"Aku bukan wanita seperti yang kau fikirkan!"Teriak indah,yang tidak terima dengan apa yang di katakan Troy,namun teriakan itu hanya di balas dengan senyum meremehkan oleh Troy,
"Benarkah?"Ucap Troy seraya melihat kearah indah yang masih dengan air mata menetes,
"Benarkah kau bukan wanita seperti itu Indah Sudirman?"Ucap lagi Troy seraya terus menatap indah dengan tatapan yang penuh jijik,
"Diam-diam kau menjebak ku, bekerja sama dengan mama ku untuk masuk kedalam kamar hotel itu, Menyakiti hati wanita lain hanya demi ambisi murahan kalian"Teriak Troy seraya menghempaskan gelas yang ada di meja tepat di sampingnya, membuat wajah empat wanita itu pias ketakutan,
"Kau sudah tahu jelas, aku tidak pernah merespon mu, tapi kau masih dengan tidak tahu malu ingin menjebakku, apa sudah tidak ada lagi lelaki di dunia ini, sehingga kau mengincar pria yang sudah beristri?"Ucap Troy tepat di depan wajah Indah,
"Karena mu, ada hati wanita yang terluka, karena mu kau membuat istriku merasa terkhianati, dan karena mu, sebuah kepercayaan dalam rumah tangga jadi hancur, dan karena mu, wanita yang selama ini tidak ingin ku lihat air matanya, kini harus hancur dan tak bisa berhenti menangis, apa kau sudah puas!"Ucap Troy,
"Istriku sudah sangat baik padamu, menganggap mu sebagai seorang adik, peduli dengan mu meski ia tidak tau siapa dirimu, tapi apa balasanmu padanya,"

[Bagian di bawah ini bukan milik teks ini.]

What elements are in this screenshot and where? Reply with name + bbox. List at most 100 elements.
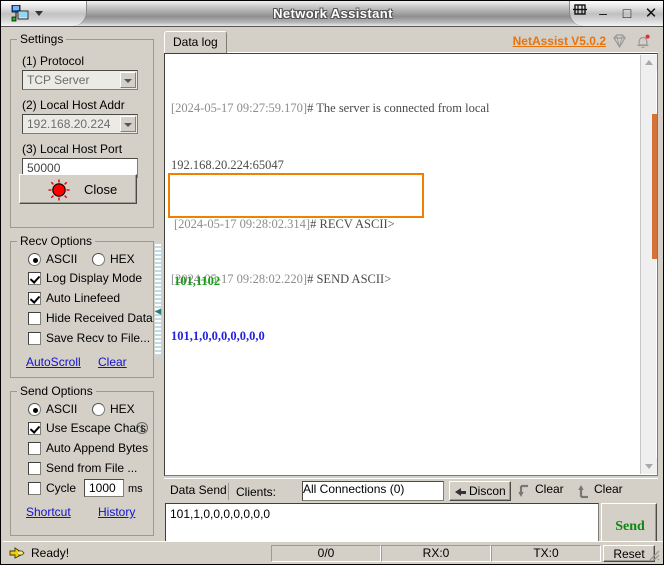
recv-clear-link[interactable]: Clear [98,355,127,369]
bell-notification-icon[interactable] [635,33,652,51]
recv-log-display-mode-label: Log Display Mode [46,271,143,285]
log-entry-1-timestamp: [2024-05-17 09:27:59.170] [171,101,308,115]
send-hex-label: HEX [110,402,135,416]
send-ascii-radio[interactable] [28,403,41,416]
status-rx: RX:0 [381,545,491,562]
status-counter: 0/0 [271,545,381,562]
status-ready-text: Ready! [31,546,70,560]
right-edge-accent [652,114,657,259]
protocol-value: TCP Server [27,73,90,87]
clear-recv-button[interactable]: Clear [535,482,564,496]
clear-send-button[interactable]: Clear [594,482,623,496]
collapse-left-arrow-icon[interactable]: ◂ [154,304,162,318]
local-host-addr-label: (2) Local Host Addr [22,98,125,112]
recv-hide-received-data-label: Hide Received Data [46,311,153,325]
recv-log-display-mode-checkbox[interactable] [28,272,41,285]
recv-hex-radio[interactable] [92,253,105,266]
recv-save-to-file-label: Save Recv to File... [46,331,151,345]
use-escape-chars-label: Use Escape Chars [46,421,147,435]
connection-value: All Connections (0) [303,482,405,496]
recv-auto-linefeed-label: Auto Linefeed [46,291,121,305]
title-bar: Network Assistant – □ ✕ [1,1,663,27]
minimize-button[interactable]: – [591,1,615,26]
send-data-value: 101,1,0,0,0,0,0,0,0 [170,507,271,521]
history-link[interactable]: History [98,505,135,519]
close-button-label: Close [84,182,118,197]
recv-save-to-file-checkbox[interactable] [28,332,41,345]
log-entry-3-header: # RECV ASCII> [310,217,395,231]
close-window-button[interactable]: ✕ [639,1,663,26]
clear-send-arrow-icon [578,485,588,499]
disconnect-button[interactable]: Discon [449,481,511,501]
scroll-down-arrow-icon[interactable] [641,458,657,474]
local-host-port-value: 50000 [27,161,61,175]
window-title: Network Assistant [273,6,393,21]
log-entry-2-body: 101,1,0,0,0,0,0,0,0 [171,329,265,343]
version-link[interactable]: NetAssist V5.0.2 [513,34,606,48]
tab-strip: Data log NetAssist V5.0.2 [164,31,658,53]
local-host-port-label: (3) Local Host Port [22,142,123,156]
data-log-area[interactable]: [2024-05-17 09:27:59.170]# The server is… [164,53,658,476]
send-hex-radio[interactable] [92,403,105,416]
recv-hide-received-data-checkbox[interactable] [28,312,41,325]
connection-select[interactable]: All Connections (0) [302,481,444,501]
log-entry-3: [2024-05-17 09:28:02.314]# RECV ASCII> 1… [174,177,395,329]
protocol-chevron-down-icon[interactable] [120,72,136,88]
shortcut-link[interactable]: Shortcut [26,505,71,519]
local-host-addr-chevron-down-icon[interactable] [120,116,136,132]
send-button-label: Send [615,519,645,534]
tab-data-log[interactable]: Data log [164,31,227,53]
sidebar-splitter[interactable]: ◂ [154,32,162,536]
title-bar-right-cap: – □ ✕ [569,1,663,26]
splitter-grip[interactable] [155,244,161,356]
log-entry-1-body: 192.168.20.224:65047 [171,158,284,172]
log-entry-1-header: # The server is connected from local [307,101,490,115]
pointing-hand-icon [9,547,25,559]
send-from-file-checkbox[interactable] [28,462,41,475]
cycle-unit-label: ms [128,483,143,495]
cycle-value: 1000 [89,481,116,495]
protocol-label: (1) Protocol [22,54,85,68]
recv-auto-linefeed-checkbox[interactable] [28,292,41,305]
recv-options-legend: Recv Options [20,234,93,248]
red-led-icon [48,179,70,201]
sidebar: Settings (1) Protocol TCP Server (2) Loc… [6,28,154,536]
send-panel-separator [228,483,229,500]
use-escape-chars-checkbox[interactable] [28,422,41,435]
escape-chars-info-icon[interactable]: i [136,422,148,434]
local-host-addr-select[interactable]: 192.168.20.224 [22,114,138,134]
recv-highlight-box: [2024-05-17 09:28:02.314]# RECV ASCII> 1… [168,173,424,288]
status-tx: TX:0 [491,545,601,562]
recv-hex-label: HEX [110,252,135,266]
clear-recv-arrow-icon [518,484,528,497]
auto-append-bytes-label: Auto Append Bytes [46,441,149,455]
recv-ascii-label: ASCII [46,252,78,266]
client-area: Settings (1) Protocol TCP Server (2) Loc… [2,28,663,564]
close-connection-button[interactable]: Close [19,174,137,204]
local-host-addr-value: 192.168.20.224 [27,117,111,131]
send-options-legend: Send Options [20,384,93,398]
auto-append-bytes-checkbox[interactable] [28,442,41,455]
main-panel: Data log NetAssist V5.0.2 [2024-05-17 09… [162,28,660,564]
send-from-file-label: Send from File ... [46,461,138,475]
clients-label: Clients: [236,485,277,499]
cycle-input[interactable]: 1000 [84,479,124,497]
cycle-label: Cycle [46,481,77,495]
arrow-left-icon [455,488,466,496]
tab-data-send[interactable]: Data Send [164,481,233,501]
cycle-checkbox[interactable] [28,482,41,495]
log-entry-3-timestamp: [2024-05-17 09:28:02.314] [174,217,311,231]
diamond-icon[interactable] [611,33,628,50]
autoscroll-link[interactable]: AutoScroll [26,355,81,369]
log-entry-3-body: 101,1102 [174,274,221,288]
disconnect-label: Discon [469,484,506,498]
resize-gripper-icon[interactable] [646,547,660,561]
protocol-select[interactable]: TCP Server [22,70,138,90]
send-ascii-label: ASCII [46,402,78,416]
pin-icon[interactable] [570,1,590,19]
scroll-up-arrow-icon[interactable] [641,55,657,71]
app-window: Network Assistant – □ ✕ Settings (1) Pro… [0,0,664,565]
maximize-button[interactable]: □ [615,1,639,26]
recv-ascii-radio[interactable] [28,253,41,266]
status-bar: Ready! 0/0 RX:0 TX:0 Reset [3,541,663,563]
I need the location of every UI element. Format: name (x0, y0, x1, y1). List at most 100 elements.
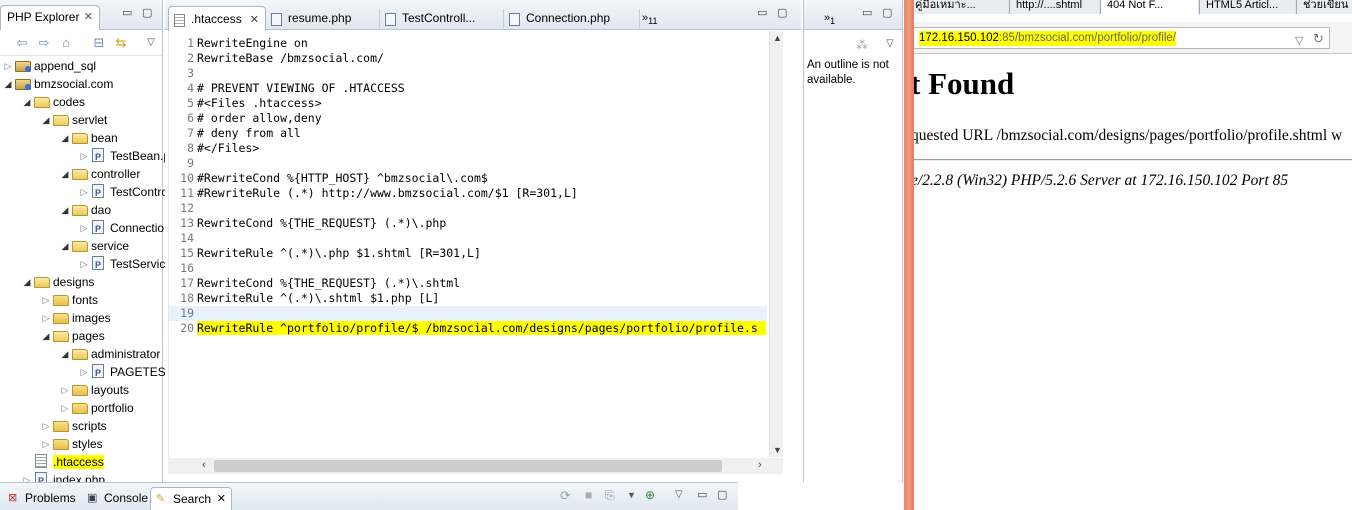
tree-item[interactable]: ▷ TestContro (79, 183, 168, 202)
tree-item[interactable]: ▷ TestServic (79, 255, 165, 274)
collapse-triangle-icon[interactable]: ◢ (60, 201, 70, 219)
expand-triangle-icon[interactable]: ▷ (79, 183, 89, 201)
tree-item[interactable]: ◢ bean (60, 129, 118, 147)
dropdown-icon[interactable]: ▽ (1295, 34, 1303, 47)
tree-item[interactable]: .htaccess (22, 453, 104, 471)
history-icon[interactable]: ⎘ (605, 488, 615, 503)
scroll-right-icon[interactable]: › (758, 459, 762, 471)
tree-item[interactable]: ◢ service (60, 237, 129, 255)
collapse-triangle-icon[interactable]: ◢ (41, 111, 51, 129)
collapse-triangle-icon[interactable]: ◢ (60, 237, 70, 255)
tab-console[interactable]: ▣ Console (82, 487, 152, 510)
pin-view-icon[interactable]: ⊕ (645, 488, 655, 502)
tree-item[interactable]: ▷ PAGETEST (79, 363, 173, 382)
forward-arrow-icon[interactable]: ⇨ (36, 36, 52, 50)
bottom-menu-icon[interactable]: ▽ (675, 489, 683, 500)
browser-tab[interactable]: HTML5 Articl... (1199, 0, 1295, 14)
expand-triangle-icon[interactable]: ▷ (41, 309, 51, 327)
collapse-triangle-icon[interactable]: ◢ (22, 273, 32, 291)
folder-icon (53, 115, 69, 126)
horizontal-scrollbar[interactable]: ‹ › (168, 458, 783, 474)
expand-triangle-icon[interactable]: ▷ (79, 255, 89, 273)
editor-tab[interactable]: resume.php (266, 9, 380, 30)
expand-triangle-icon[interactable]: ▷ (79, 363, 89, 381)
tree-item[interactable]: ▷ layouts (60, 381, 130, 399)
maximize-icon[interactable]: ▢ (142, 8, 154, 19)
tab-php-explorer[interactable]: PHP Explorer ✕ (0, 5, 100, 30)
tab-problems[interactable]: ⊠ Problems (3, 487, 78, 510)
expand-triangle-icon[interactable]: ▷ (79, 147, 89, 165)
code-line: 8 #</Files> (169, 141, 767, 156)
link-editor-icon[interactable]: ⇆ (113, 36, 129, 50)
tab-search[interactable]: ✎ Search ✕ (150, 487, 232, 510)
cancel-search-icon[interactable]: ■ (585, 488, 592, 502)
view-menu-icon[interactable]: ▽ (143, 36, 159, 50)
tree-item[interactable]: ▷ images (41, 309, 111, 327)
scrollbar-thumb[interactable] (214, 460, 722, 472)
back-arrow-icon[interactable]: ⇦ (14, 36, 30, 50)
close-icon[interactable]: ✕ (84, 10, 93, 23)
editor-tab[interactable]: .htaccess ✕ (168, 6, 266, 31)
bottom-minimize-icon[interactable]: ▭ (697, 488, 707, 501)
tree-item[interactable]: ▷ portfolio (60, 399, 134, 417)
collapse-triangle-icon[interactable]: ◢ (60, 345, 70, 363)
code-editor[interactable]: 1 RewriteEngine on 2 RewriteBase /bmzsocial… (168, 31, 768, 457)
scroll-down-icon[interactable]: ▼ (773, 445, 782, 455)
close-icon[interactable]: ✕ (250, 13, 259, 26)
expand-triangle-icon[interactable]: ▷ (41, 435, 51, 453)
expand-triangle-icon[interactable]: ▷ (79, 219, 89, 237)
tab-overflow-button[interactable]: »11 (642, 12, 657, 26)
tree-item[interactable]: ◢ administrator (60, 345, 161, 363)
tree-item[interactable]: ◢ controller (60, 165, 141, 183)
code-text: # order allow,deny (197, 111, 322, 125)
history-dropdown-icon[interactable]: ▼ (627, 490, 636, 500)
outline-menu-icon[interactable]: ▽ (886, 38, 894, 49)
browser-tab[interactable]: คู่มือเหมาะ... (914, 0, 1008, 14)
tree-item[interactable]: ◢ bmzsocial.com (3, 75, 114, 93)
collapse-triangle-icon[interactable]: ◢ (22, 93, 32, 111)
expand-triangle-icon[interactable]: ▷ (60, 381, 70, 399)
editor-tab[interactable]: Connection.php (504, 9, 640, 30)
editor-tab[interactable]: TestControll... (380, 9, 504, 30)
expand-triangle-icon[interactable]: ▷ (41, 417, 51, 435)
collapse-triangle-icon[interactable]: ◢ (3, 75, 13, 93)
vertical-scrollbar[interactable]: ▲ ▼ (769, 31, 783, 457)
tree-item[interactable]: ◢ codes (22, 93, 86, 111)
scroll-left-icon[interactable]: ‹ (202, 459, 206, 471)
line-number: 11 (180, 186, 194, 200)
minimize-icon[interactable]: ▭ (122, 8, 134, 19)
tree-item[interactable]: ◢ servlet (41, 111, 108, 129)
collapse-triangle-icon[interactable]: ◢ (41, 327, 51, 345)
tree-item[interactable]: ▷ fonts (41, 291, 98, 309)
editor-minimize-icon[interactable]: ▭ (757, 8, 769, 19)
tree-item[interactable]: ◢ pages (41, 327, 105, 345)
bottom-maximize-icon[interactable]: ▢ (717, 488, 727, 501)
scroll-up-icon[interactable]: ▲ (773, 33, 782, 43)
browser-tab[interactable]: http://....shtml (1009, 0, 1099, 14)
tree-item[interactable]: ▷ TestBean.p (79, 147, 170, 166)
tree-item[interactable]: ▷ styles (41, 435, 103, 453)
tree-item[interactable]: ▷ Connectio (79, 219, 164, 238)
collapse-all-icon[interactable]: ⊟ (91, 36, 107, 50)
expand-triangle-icon[interactable]: ▷ (41, 291, 51, 309)
outline-toolbar-icon[interactable]: ⁂ (856, 38, 868, 52)
browser-tab[interactable]: 404 Not F... (1100, 0, 1198, 14)
tree-item[interactable]: ▷ scripts (41, 417, 107, 435)
tree-item[interactable]: ◢ dao (60, 201, 112, 219)
close-icon[interactable]: ✕ (217, 492, 226, 505)
tree-item[interactable]: ▷ append_sql (3, 57, 97, 75)
reload-icon[interactable]: ↻ (1313, 31, 1324, 47)
refresh-search-icon[interactable]: ⟳ (560, 488, 571, 504)
expand-triangle-icon[interactable]: ▷ (3, 57, 13, 75)
outline-maximize-icon[interactable]: ▢ (882, 8, 894, 19)
up-folder-icon[interactable]: ⌂ (58, 36, 74, 50)
editor-maximize-icon[interactable]: ▢ (777, 8, 789, 19)
collapse-triangle-icon[interactable]: ◢ (60, 129, 70, 147)
collapse-triangle-icon[interactable]: ◢ (60, 165, 70, 183)
expand-triangle-icon[interactable]: ▷ (60, 399, 70, 417)
outline-tab-overflow[interactable]: »1 (824, 12, 835, 26)
browser-tab[interactable]: ช่วยเขียน (1296, 0, 1352, 14)
address-bar[interactable]: 172.16.150.102:85/bmzsocial.com/portfoli… (914, 27, 1330, 49)
outline-minimize-icon[interactable]: ▭ (862, 8, 874, 19)
tree-item[interactable]: ◢ designs (22, 273, 95, 291)
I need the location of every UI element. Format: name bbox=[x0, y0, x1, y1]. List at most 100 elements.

"Aku... kau beristri? aku tidak...tidak tau kalau..kalau kau beristri, sumpah aku ti.. tidak tau, dan... istrimu... maksudmu apa, aku mengenal istrimu..."Ucap indah dengan terbata-bata dengan air matanya yang terus mengalir, karena semua tuduhan yang di lontarkan oleh Troy, sejenak ia melihat ke arah Mama Rasti,
"Tante.. jelas kan pada ku, maksud dari kak Troy apa, Tante... jelaskan...!"Teriak indah
"Indah, dengarkan penjelasan Tante dulu" ucap mama Rasti merasa bersalah pada indah, tapi bagaimana dengan perasaan Tania?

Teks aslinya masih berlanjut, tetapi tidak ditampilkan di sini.